1. Help me!

Let V be the usual real vector space of all 3 x 3 real matrices. Define subsets of V by
U = { A is in V : A^T= A } and W = { Ais in V : A^T= -A }
Show that both U and W are subspaces of V.
Show that V = U (direct sum) W and determine the dimensions of U and W.
Anything will help...

2. Originally Posted by ivanov
Let V be the usual real vector space of all 3 x 3 real matrices. Define subsets of V by
U = { A is in V : A^T= A } and W = { Ais in V : A^T= -A }
Show that both U and W are subspaces of V.
Show that V = U (direct sum) W and determine the dimensions of U and W.
You ought not to need any help to show that U and W are subspaces. To show that V=U⊕W, you need to check two things: (1) every element of V can be expressed as the sum of something in U plus something in W; (2) U∩W={0}.

For (1), notice that $\displaystyle A = \tfrac12(A + A^{\textsc{t}}) + \tfrac12(A - A^{\textsc{t}})$. For (2), you shouldn't need a hint.
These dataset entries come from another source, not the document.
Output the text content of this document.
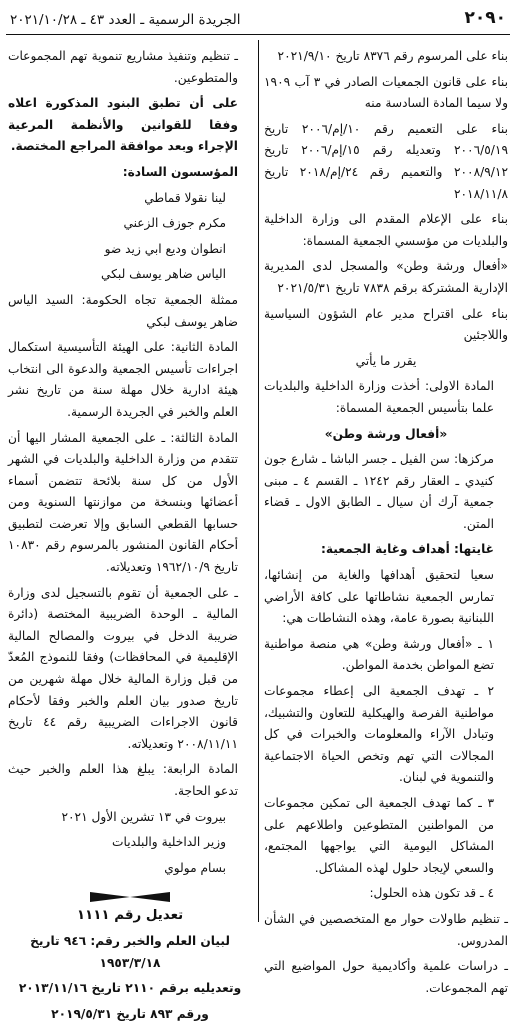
٢٠٩٠
الجريدة الرسمية ـ العدد ٤٣ ـ ٢٠٢١/١٠/٢٨

بناء على المرسوم رقم ٨٣٧٦ تاريخ ٢٠٢١/٩/١٠

بناء على قانون الجمعيات الصادر في ٣ آب ١٩٠٩ ولا سيما المادة السادسة منه

بناء على التعميم رقم ١٠/إم/٢٠٠٦ تاريخ ٢٠٠٦/٥/١٩ وتعديله رقم ١٥/إم/٢٠٠٦ تاريخ ٢٠٠٨/٩/١٢ والتعميم رقم ٢٤/إم/٢٠١٨ تاريخ ٢٠١٨/١١/٨

بناء على الإعلام المقدم الى وزارة الداخلية والبلديات من مؤسسي الجمعية المسماة:

«أفعال ورشة وطن» والمسجل لدى المديرية الإدارية المشتركة برقم ٧٨٣٨ تاريخ ٢٠٢١/٥/٣١

بناء على اقتراح مدير عام الشؤون السياسية واللاجئين

يقرر ما يأتي

المادة الاولى: أخذت وزارة الداخلية والبلديات علما بتأسيس الجمعية المسماة:

«أفعال ورشة وطن»

مركزها: سن الفيل ـ جسر الباشا ـ شارع جون كنيدي ـ العقار رقم ١٢٤٢ ـ القسم ٤ ـ مبنى جمعية آرك أن سيال ـ الطابق الاول ـ قضاء المتن.

غايتها: أهداف وغاية الجمعية:

سعيا لتحقيق أهدافها والغاية من إنشائها، تمارس الجمعية نشاطاتها على كافة الأراضي اللبنانية بصورة عامة، وهذه النشاطات هي:

١ ـ «أفعال ورشة وطن» هي منصة مواطنية تضع المواطن بخدمة المواطن.

٢ ـ تهدف الجمعية الى إعطاء مجموعات مواطنية الفرصة والهيكلية للتعاون والتشبيك، وتبادل الآراء والمعلومات والخبرات في كل المجالات التي تهم وتخص الحياة الاجتماعية والتنموية في لبنان.

٣ ـ كما تهدف الجمعية الى تمكين مجموعات من المواطنين المتطوعين واطلاعهم على المشاكل اليومية التي يواجهها المجتمع، والسعي لإيجاد حلول لهذه المشاكل.

٤ ـ قد تكون هذه الحلول:

ـ تنظيم طاولات حوار مع المتخصصين في الشأن المدروس.

ـ دراسات علمية وأكاديمية حول المواضيع التي تهم المجموعات.

ـ تنظيم وتنفيذ مشاريع تنموية تهم المجموعات والمتطوعين.

على أن تطبق البنود المذكورة اعلاه وفقا للقوانين والأنظمة المرعية الإجراء وبعد موافقة المراجع المختصة.

المؤسسون السادة:

لينا نقولا قماطي

مكرم جوزف الزعني

انطوان وديع ابي زيد ضو

الياس ضاهر يوسف لبكي

ممثلة الجمعية تجاه الحكومة: السيد الياس ضاهر يوسف لبكي

المادة الثانية: على الهيئة التأسيسية استكمال اجراءات تأسيس الجمعية والدعوة الى انتخاب هيئة ادارية خلال مهلة سنة من تاريخ نشر العلم والخبر في الجريدة الرسمية.

المادة الثالثة: ـ على الجمعية المشار اليها أن تتقدم من وزارة الداخلية والبلديات في الشهر الأول من كل سنة بلائحة تتضمن أسماء أعضائها وبنسخة من موازنتها السنوية ومن حسابها القطعي السابق وإلا تعرضت لتطبيق أحكام القانون المنشور بالمرسوم رقم ١٠٨٣٠ تاريخ ١٩٦٢/١٠/٩ وتعديلاته.

ـ على الجمعية أن تقوم بالتسجيل لدى وزارة المالية ـ الوحدة الضريبية المختصة (دائرة ضريبة الدخل في بيروت والمصالح المالية الإقليمية في المحافظات) وفقا للنموذج المُعدّ من قبل وزارة المالية خلال مهلة شهرين من تاريخ صدور بيان العلم والخبر وفقا لأحكام قانون الاجراءات الضريبية رقم ٤٤ تاريخ ٢٠٠٨/١١/١١ وتعديلاته.

المادة الرابعة: يبلغ هذا العلم والخبر حيث تدعو الحاجة.

بيروت في ١٣ تشرين الأول ٢٠٢١

وزير الداخلية والبلديات

بسام مولوي

تعديل رقم ١١١١

لبيان العلم والخبر رقم: ٩٤٦ تاريخ ١٩٥٣/٣/١٨

وتعديليه برقم ٢١١٠ تاريخ ٢٠١٣/١١/١٦

ورقم ٨٩٣ تاريخ ٢٠١٩/٥/٣١
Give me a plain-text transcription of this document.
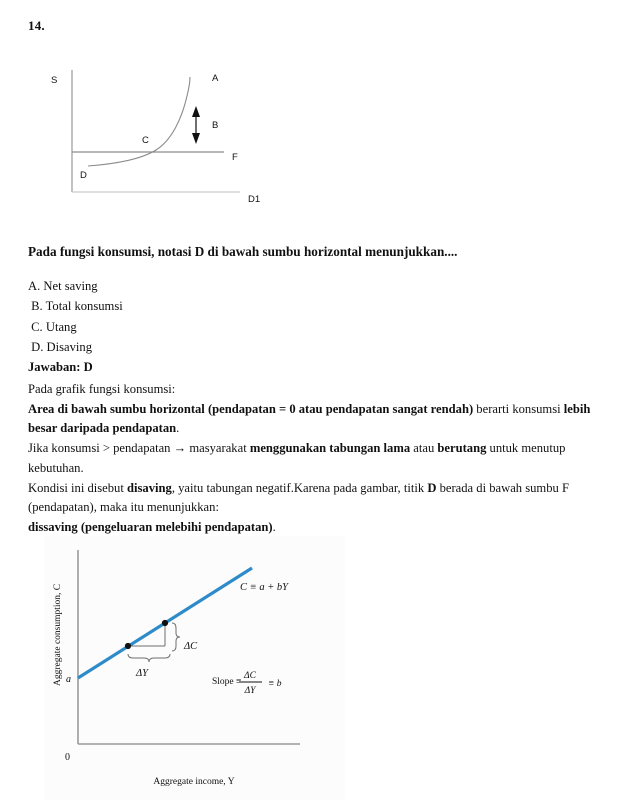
14.
S	A
B
C
D
F
D1
Pada fungsi konsumsi, notasi D di bawah sumbu horizontal menunjukkan....
A. Net saving
B. Total konsumsi
C. Utang
D. Disaving

Jawaban: D

Pada grafik fungsi konsumsi:

Area di bawah sumbu horizontal (pendapatan = 0 atau pendapatan sangat rendah) berarti konsumsi lebih besar daripada pendapatan.

Jika konsumsi > pendapatan → masyarakat menggunakan tabungan lama atau berutang untuk menutup kebutuhan.

Kondisi ini disebut disaving, yaitu tabungan negatif.Karena pada gambar, titik D berada di bawah sumbu F (pendapatan), maka itu menunjukkan:

dissaving (pengeluaran melebihi pendapatan).

ΔC
ΔY
C ≡ a + bY
Slope ≡
ΔC
ΔY
≡ b
a
0
Aggregate consumption, C
Aggregate income, Y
To find the dimensions of U and W, notice that an n×n matrix has n^2 entries. Therefore dim(U)+dim(W)=dim(V)=n^2. Now think about dim(W). If a matrix is in W then it must have zeros on the main diagonal, and if you know all the elements above the diagonal then the elements below the diagonal are all determined (they must be the negatives of those that you get by reflecting in the main diagonal). So dim(W) is equal to the number of elements above the diagonal.